それは、あまりに普通でこんな感じだったの?
・・と何故か馴染みが無いのです。

その後、
戦争が近づき終戦に向けどんどん厳しさを増し、
なぜか私たちがよく知っている、
暗いイメージの戦中となります。

そして映画では敗戦を迎えます。

正しく国際情勢を捕らえ、
知識や知恵に富み、
最後まで家族を守りきった父親でしたが、
それでも戦争に負け急にやる気をなくします。

それに反して、
鬼畜米英といっていた町の人達が、
進駐軍に愛想を振りまいている様子が
映し出され、複雑な気分となります。

息子(少年H)から、
何だよ父ちゃん。
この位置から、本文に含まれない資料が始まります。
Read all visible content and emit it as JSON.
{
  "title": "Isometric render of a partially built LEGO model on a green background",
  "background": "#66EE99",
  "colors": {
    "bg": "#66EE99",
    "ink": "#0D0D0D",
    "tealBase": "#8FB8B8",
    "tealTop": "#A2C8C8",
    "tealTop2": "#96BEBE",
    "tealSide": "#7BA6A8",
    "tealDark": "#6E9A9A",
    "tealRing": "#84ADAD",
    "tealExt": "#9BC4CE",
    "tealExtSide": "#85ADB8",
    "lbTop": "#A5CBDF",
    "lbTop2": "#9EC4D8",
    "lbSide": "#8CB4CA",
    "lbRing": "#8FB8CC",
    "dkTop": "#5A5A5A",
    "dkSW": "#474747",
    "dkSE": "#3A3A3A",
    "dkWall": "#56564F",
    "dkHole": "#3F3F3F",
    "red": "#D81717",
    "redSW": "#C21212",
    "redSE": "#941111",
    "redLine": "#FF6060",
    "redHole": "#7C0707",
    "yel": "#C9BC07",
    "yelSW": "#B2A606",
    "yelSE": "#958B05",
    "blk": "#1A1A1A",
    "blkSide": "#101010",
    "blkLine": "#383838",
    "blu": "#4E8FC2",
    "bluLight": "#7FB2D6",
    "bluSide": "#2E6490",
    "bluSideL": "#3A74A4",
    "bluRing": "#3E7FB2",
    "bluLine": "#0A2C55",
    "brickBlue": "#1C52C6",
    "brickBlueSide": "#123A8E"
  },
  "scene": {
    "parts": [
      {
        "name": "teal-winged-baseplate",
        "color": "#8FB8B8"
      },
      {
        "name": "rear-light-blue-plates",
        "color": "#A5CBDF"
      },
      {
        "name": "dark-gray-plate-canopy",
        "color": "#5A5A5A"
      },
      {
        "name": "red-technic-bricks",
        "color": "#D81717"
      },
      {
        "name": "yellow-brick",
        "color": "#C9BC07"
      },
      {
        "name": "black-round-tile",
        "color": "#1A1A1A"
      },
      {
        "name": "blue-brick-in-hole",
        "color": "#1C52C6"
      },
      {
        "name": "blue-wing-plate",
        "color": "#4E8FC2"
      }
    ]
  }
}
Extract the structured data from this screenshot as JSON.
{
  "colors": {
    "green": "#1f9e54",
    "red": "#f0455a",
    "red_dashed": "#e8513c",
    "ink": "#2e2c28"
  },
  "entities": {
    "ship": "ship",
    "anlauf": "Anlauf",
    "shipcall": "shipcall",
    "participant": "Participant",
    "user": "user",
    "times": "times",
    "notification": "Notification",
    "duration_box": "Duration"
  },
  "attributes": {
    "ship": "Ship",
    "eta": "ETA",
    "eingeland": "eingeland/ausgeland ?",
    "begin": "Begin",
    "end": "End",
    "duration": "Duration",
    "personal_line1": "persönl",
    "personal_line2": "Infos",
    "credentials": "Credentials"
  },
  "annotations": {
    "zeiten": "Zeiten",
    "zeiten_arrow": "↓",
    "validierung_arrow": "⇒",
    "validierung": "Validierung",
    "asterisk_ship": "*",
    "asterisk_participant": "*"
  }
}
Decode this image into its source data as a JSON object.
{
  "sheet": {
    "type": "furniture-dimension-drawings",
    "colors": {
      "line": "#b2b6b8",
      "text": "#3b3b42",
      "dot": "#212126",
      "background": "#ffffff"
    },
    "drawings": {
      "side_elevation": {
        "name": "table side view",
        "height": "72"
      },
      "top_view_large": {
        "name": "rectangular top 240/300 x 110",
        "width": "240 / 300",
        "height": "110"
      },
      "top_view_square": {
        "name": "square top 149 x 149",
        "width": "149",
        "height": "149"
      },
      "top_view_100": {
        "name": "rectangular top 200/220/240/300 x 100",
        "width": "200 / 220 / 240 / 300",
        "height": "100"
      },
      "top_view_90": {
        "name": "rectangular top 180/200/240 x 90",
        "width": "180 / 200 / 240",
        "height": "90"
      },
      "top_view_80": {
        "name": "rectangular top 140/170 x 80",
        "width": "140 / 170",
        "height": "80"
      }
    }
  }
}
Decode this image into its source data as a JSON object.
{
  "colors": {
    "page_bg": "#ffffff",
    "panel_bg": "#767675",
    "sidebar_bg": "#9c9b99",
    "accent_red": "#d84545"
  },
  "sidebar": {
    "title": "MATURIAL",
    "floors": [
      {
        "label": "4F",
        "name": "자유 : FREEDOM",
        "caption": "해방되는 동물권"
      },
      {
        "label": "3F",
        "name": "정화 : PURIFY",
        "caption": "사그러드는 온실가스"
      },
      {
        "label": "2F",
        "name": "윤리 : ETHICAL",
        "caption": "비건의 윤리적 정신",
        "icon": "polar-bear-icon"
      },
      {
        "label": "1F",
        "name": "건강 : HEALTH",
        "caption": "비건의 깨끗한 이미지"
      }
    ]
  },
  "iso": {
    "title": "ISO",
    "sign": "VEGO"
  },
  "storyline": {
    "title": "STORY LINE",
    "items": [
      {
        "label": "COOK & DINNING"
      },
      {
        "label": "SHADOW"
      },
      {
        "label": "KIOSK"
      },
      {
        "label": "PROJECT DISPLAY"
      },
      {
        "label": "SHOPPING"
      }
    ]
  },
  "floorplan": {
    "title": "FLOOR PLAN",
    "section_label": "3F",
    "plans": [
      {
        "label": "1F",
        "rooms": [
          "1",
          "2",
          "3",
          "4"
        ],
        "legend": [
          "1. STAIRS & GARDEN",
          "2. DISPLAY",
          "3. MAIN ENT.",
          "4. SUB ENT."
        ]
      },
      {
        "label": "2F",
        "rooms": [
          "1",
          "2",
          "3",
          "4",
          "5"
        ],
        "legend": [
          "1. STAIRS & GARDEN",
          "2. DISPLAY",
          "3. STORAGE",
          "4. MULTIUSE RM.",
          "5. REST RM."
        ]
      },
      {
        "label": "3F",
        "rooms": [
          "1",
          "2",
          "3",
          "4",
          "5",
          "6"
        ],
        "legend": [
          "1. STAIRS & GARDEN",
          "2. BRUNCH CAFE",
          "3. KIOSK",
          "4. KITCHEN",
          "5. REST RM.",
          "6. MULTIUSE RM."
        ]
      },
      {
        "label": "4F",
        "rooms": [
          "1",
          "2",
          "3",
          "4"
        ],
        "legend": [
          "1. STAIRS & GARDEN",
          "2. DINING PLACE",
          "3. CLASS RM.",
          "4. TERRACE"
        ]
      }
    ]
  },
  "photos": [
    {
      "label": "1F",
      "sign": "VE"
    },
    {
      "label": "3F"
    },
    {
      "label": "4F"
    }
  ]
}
しっかりしろよ。
みたいな事を言われ、
その一言でやる気を取り戻し、
再び仕立屋を再開します。


印象的なシーンが連続し、

特に、空襲の様子などが再現され、
焼夷弾というものは、
こんな感じで振ってくるのか。
などと感心します。

そして予告編でも観られる、
焼け野原と成った神戸で

水谷豊さんが焼け焦げたミシンを拾うシーンなど、
戦場のピアニスト」を彷彿させる
名シーンと思いました。

素晴らしいシーンと、
考えさせられるシーンが交互に現れ、
娯楽と言うよりも、
重い映画といった印象もあります。

しかし、
水谷さん一家(映画では妹尾家)は、
誰一人戦争で犠牲になることもなく、
戦後の食糧難の時代にも親戚からご飯(白米)
をもらえるなど、

当時としては恵まれた一家として表現されています。

この家族で亡くなる人が出ると、
亡くなった人を中心とする
悲しいドラマと成ってしまうので、
あえてあまりそういったことは表現しなかった
のだと思います。

つまり、本作で表現したかったのは、
もっと別の所に有るのです。


映画を見終えた今感じるのは、

戦争の足音が聞こえてきたら、
どういったことが待ち受けているのか。
想像ができるということです。

戦後何十年もたってから生まれた私たちは、
戦前は現代とはまったく違った時代と考えがちですが、
映画を観ればそれが、間違いであることが分かります。

映画表現が全て正しいと云うつもりは有りませんが、
乗り物や家電が古いだけで、
現代とは大きく変わらない生活がそこには有ったのです。


この夏に、
表現の自由が無くなったときに戦争が起きる。
というような事を書いた記事を読みましたが、

究極はアルファベットを使って良いのか?

という問いです。

たとえば、このような「表現の自由」とはなにか、
「少年H」が着る胸の大きなHの刺繍で表現した
のではないかと感じました。

つまり、この映画は一見家族の団結や
その時代に生きた人間の強さを表現しているように
見せつつ、

本当は表現や通信の自由の大切さを
伝えたかったのではないかと感じました。


さてこの映画は、水谷家の4名の他は、
主要人物が6名しかでてきません。

良い軍事教官を演じる佐々木蔵之介さん
悪い軍事教官を演じる原田泰三さん

最高に填っていて良かったです。

唯一キャスティングに疑問を感じたのは、
水谷豊さん伊東欄さん夫妻で、
少年(とその妹)の年齢を考えると、
一回りは歳を取りすぎていると思いました。

昭和初期であることを考えると、
結婚年齢や出産年齢は20代前半でしょうから、
中学生の子供がいる両親は30代でなくては
あいません。

この映画のキャスティングは実に良いと思うのですが、
そういった年齢の違和感を越えて
あえて水谷さん夫妻を選んだということは、

つまり、今時の30代の若者では絶対表現できない
重厚感のようなものを表現するためだった
に違い有りません。


こんな訳で、映画「少年H」は
戦争に対し変な主義主張が感じられず、
人それぞれ感じるところの多い映画と思います。

少年少女から戦争をしる大人まで、
幅広くお勧めです。

とても印象深かった今日の一本です。


http://www.shonen-h.com/pc/movie.html

追伸)
実は私の母親は若い頃、
女性向けの洋服を作っており、
足踏みミシンを使っていました。

そんなミシンの様子や、
型紙や生地を切る姿など、
映画を観ながら本当に懐かしく思いました。

ちなみに映画では、
水谷豊さんが奥様役の伊東欄さんの洋服を作る
シーンがありますが、
私の母親は男向けの洋服は(母の技術では)作れない
といって作ってくれませんでした。

シャツやズボンの造りが、
男女で大きく違うとは思えませんが、
(右前左前が違うぐらい?)
この理由は未だ不明です。

という訳で、
私も名前的には、少年Hですが、
母親に洋服を作ってもらったことはありません。